For instance, right from the beginning, the opening keynote speech discussed the ongoing Russian war in Ukraine. Eliot Higgins, founder of Bellingcat, the independent investigative collective focused on producing open source research, discussed the role of digital metadata and digital preservation techniques in the fight against disinformation. Using the example of Russian spread propaganda about the war in Ukraine, Higgins demonstrated that archived versions of sites and videos, and their associated metadata, can help to debunk intentionally spread misinformation depicting the Ukrainian army in a bad light. For instance, geolocation metadata has been used to prove that multiple videos supposedly showing the Ukrainian army threatening and killing innocent civilians, were actually staged and filmed behind the Russian frontlines. The notion that web archives are not just preserving modern culture and history, but also aiding in the fight against harmful disinformation, is quite heartening.
A similarly current topic of conversation was the potential use of artificial intelligence (AI) in web archives. Given the hot topic that AI is, it’s prevalence at the web archiving conference was well received. The quality assurance process for web archiving, which can be arduous and time consuming, was mentioned as a potential use-case for AI. Checking every subpage of an archived site against the live site is impossible given time and resource constraints. However, if AI could be used to compare screenshots of the live site to the captured version, even without actually going in and patching the issues, just knowing where the issues are would save considerable time. Additionally, AI could be used to fill gaps in collections. It is hard to know what you do not know.

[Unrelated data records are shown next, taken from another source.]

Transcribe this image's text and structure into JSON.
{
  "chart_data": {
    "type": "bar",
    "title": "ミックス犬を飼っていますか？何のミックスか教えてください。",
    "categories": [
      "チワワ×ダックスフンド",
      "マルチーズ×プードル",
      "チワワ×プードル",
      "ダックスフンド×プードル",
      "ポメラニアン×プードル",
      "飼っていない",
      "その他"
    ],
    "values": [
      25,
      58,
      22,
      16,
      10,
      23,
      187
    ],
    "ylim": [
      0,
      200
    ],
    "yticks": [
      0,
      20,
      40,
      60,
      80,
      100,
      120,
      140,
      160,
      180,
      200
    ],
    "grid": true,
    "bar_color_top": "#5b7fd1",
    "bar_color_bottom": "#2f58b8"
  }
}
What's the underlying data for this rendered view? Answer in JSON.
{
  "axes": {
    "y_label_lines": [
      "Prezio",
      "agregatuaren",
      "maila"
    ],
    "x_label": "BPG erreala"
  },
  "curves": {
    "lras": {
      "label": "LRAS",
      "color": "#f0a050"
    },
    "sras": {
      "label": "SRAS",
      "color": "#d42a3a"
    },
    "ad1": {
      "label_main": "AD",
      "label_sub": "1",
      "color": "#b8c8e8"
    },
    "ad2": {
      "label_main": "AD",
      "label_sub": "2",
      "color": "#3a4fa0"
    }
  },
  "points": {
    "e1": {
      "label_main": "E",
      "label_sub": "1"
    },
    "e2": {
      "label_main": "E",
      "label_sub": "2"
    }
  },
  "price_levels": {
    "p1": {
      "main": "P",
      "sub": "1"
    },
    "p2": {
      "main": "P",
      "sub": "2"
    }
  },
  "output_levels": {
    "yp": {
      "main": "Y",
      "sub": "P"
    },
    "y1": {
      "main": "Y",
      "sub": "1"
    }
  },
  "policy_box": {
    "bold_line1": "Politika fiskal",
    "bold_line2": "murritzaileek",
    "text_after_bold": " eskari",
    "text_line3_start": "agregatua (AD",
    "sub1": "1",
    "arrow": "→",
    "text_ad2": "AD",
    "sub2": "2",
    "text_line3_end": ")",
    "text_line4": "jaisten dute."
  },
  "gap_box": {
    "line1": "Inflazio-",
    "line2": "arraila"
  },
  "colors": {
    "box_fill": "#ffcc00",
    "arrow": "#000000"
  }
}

In particular, the Bodleian has a collection aimed at preserving the events and experiences of peopled affected by the war in Ukraine. Given our web archiving team’s lack of Ukrainian and Russian language skills, it can be hard to know what sites to include in the collection and what not to. Thus, having AI generate a list of sites deemed culturally relevant to the conflict could help fill the gaps in this collection that we were not even aware of.
Social media archiving was also a significant subject discussed at the conference. Despite the large part that social media plays in our lives and culture, it can be very challenging to capture. For example, the Heritrix crawler, the most commonly used web crawler in web archiving, is blocked by Facebook and Instagram. Additionally, while Twitter technically remains capturable, much of the dynamic content contained in posts (i.e. videos, gifs, links to outside content) can’t be replayed in archived versions. Discussions of collaborations between social media companies and archivists were heralded as a necessity and something that needs to happen soon. In the meantime, talk of web archiving tools that may be best suited for dealing with social media captures included Webrecorder and other tools that mimic how a user would navigate a website in order to create a high-fidelity capture that includes dynamic content.
Between discussions of the role of web archives in halting the spread of disinformation, the use of barely understood tools like generative AI, and potential techniques to get around stumbling blocks within the field of social media archiving, the conference discussions got all attendees excited to begin further exploration of web preservation. The internet is the main resource through which we communicate, disseminate knowledge, and create modern history. Therefore, the pursuit of preserving such history is necessary and integral to the field of archiving.